Bisnis.com, BANDUNG--Keteguhan pemerintah untuk menuntaskan pembangunan program 35.000 MW pada 2019 kembali diuji setelah bocornya surat yang ditujukan Menteri Keuangan Sri Mulyani kepada Menteri ESDM Ignasius Jonan dan Menteri BUMN Rini Soemarno.
Dalam surat tersebut, Menteri Keuangan secara jelas mengungkapkan agar kedua menteri tersebut mempertimbangkan kembali penugasan program listrik 35.000 MW dengan mempertimbangkan ketidakmampuan PT PLN dalam memenuhi pendanaan investasi dari cashflow operasi, tingginya outlook debt maturity profile, serta kebijakan pemerintah terkait tarif, subsidi listrik, dan penyertaan modal negara (PMN). Hal ini diperlukan untuk menjaga sustainabilitas fiskal APBN dan kondisi keuangan PT PLN yang merupakan salah satu sumber risiko fiskal pemerintah.
Terkait hal ini, Menko Maritim Luhut Binsar Panjaitan mengungkapkan program 35.000 MW dapat direlaksasi menjadi 20.000-22.000 MW pada 2019. Sementara itu, sisanya sekitar 13.000 MW dapat dituangkan dalam melakukan Power Purchase Agreement (PPA) alias kontrak jual beli listrik.
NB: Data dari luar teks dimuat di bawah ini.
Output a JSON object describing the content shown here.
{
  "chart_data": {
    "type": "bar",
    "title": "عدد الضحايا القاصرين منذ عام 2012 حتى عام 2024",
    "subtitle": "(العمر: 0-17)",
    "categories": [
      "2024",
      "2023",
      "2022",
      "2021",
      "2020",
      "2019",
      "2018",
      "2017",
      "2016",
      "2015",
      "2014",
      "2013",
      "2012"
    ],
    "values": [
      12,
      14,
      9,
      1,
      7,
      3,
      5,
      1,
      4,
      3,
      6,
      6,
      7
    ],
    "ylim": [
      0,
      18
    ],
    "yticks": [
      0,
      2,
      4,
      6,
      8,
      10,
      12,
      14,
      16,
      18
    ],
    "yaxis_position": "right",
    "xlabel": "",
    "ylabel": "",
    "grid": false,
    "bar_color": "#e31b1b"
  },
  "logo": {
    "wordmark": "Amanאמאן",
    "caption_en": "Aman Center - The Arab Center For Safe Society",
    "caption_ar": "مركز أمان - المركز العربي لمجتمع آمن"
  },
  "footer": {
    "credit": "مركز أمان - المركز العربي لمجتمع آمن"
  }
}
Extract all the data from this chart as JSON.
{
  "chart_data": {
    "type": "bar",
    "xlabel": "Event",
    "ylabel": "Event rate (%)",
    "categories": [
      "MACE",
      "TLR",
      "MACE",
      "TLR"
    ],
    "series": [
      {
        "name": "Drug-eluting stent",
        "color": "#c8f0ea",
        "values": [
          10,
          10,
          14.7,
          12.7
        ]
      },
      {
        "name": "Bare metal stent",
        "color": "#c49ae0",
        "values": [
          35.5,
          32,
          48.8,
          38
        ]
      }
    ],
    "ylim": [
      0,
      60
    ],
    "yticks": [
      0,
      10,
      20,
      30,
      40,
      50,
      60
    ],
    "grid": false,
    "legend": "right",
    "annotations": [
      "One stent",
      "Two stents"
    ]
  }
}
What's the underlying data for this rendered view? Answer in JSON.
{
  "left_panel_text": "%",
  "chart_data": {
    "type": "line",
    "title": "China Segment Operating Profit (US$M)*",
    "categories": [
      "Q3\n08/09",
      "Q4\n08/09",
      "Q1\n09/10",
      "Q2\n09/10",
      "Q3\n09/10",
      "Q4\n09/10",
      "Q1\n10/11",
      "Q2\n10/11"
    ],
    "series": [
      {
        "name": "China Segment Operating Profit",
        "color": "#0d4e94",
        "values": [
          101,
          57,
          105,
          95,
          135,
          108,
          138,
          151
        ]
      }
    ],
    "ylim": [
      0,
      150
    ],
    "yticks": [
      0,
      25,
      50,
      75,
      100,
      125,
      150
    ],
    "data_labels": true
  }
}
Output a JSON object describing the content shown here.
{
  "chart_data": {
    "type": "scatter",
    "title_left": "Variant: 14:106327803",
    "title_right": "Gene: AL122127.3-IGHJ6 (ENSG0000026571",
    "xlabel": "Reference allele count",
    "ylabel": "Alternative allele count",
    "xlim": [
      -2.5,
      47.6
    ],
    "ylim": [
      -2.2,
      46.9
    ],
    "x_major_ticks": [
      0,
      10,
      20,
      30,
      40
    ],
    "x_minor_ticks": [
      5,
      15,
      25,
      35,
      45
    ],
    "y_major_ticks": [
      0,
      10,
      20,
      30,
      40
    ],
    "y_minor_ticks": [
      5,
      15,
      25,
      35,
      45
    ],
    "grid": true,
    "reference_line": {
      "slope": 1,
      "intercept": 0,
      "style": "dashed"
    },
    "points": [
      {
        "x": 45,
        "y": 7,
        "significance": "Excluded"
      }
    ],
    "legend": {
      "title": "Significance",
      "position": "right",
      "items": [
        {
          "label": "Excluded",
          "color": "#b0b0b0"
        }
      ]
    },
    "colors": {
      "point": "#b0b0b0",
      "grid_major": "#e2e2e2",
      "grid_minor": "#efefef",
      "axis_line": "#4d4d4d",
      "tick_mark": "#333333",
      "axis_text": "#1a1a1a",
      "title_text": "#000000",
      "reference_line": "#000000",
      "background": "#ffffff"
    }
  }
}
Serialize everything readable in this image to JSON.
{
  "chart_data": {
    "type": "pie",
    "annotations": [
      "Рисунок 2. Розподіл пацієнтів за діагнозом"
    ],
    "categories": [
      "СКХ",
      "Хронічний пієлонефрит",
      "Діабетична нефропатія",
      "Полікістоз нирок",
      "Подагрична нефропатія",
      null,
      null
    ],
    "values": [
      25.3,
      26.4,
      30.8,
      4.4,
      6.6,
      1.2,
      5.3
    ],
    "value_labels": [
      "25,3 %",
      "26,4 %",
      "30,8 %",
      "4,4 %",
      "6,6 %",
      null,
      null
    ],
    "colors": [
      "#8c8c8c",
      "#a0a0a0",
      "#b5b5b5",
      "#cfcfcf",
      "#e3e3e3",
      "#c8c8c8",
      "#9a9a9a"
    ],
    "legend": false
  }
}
Pasalnya, program 35.000 MW tidak lagi sesuai dengan asumsi pertumbuhan ekonomi yang diperkirakan mencapai level 5%-6% pada 2019.
"35.000 MW diputuskan dengan asumsi waktu itu pertumbuhan ekonomi kita bisa mencapai 6%-7%," ujar Luhut, Rabu (27/9/2017).
Dia menambahkan jika pemerintah memaksakan 35.000 MW dengan mengunakan asumsi pertumbuhan ekonomi pada kisaran 7% maka proyek ini akan menjadi sangat mahal. "Jadi kita perlambat beberapa proyek," tegasnya.
Saat ini, dia mengungkapkan pasokan listrik di Jawa sudah bagus dan masalah pasokan listrik di Medan sudah selesai sehingga masalah yang harus difokuskan adalah pasokan listrik di wilayah terpencil yang mungkin kebutuhannya 1-5 MW. Proyek tersebut, lanjutnya, tidak memerlukan subsidi. Pembangkit listrik berkapasitas kecil tersebut dapat memanfaatkan solar panel atau arus laut di Flores yang mampu menghasilkan 300 MW dengan biaya 8 sen per Kwh.
"Ke depan nanti bisa kita kurangi lagi sejalan kemajuan teknologi dan pengalaman kita di sektor listrik," ungkapnya.
Menurut Luhut, relaksasi ini memerlukan waktu sekitar satu hingga dua tahun tergantung seberapa cepat pertumbuhan ekonomi. "Ekonomi tidak bisa diramalkan jauh, paling enam bulan, kami lihat enam bulan seperti apa," tegasnya.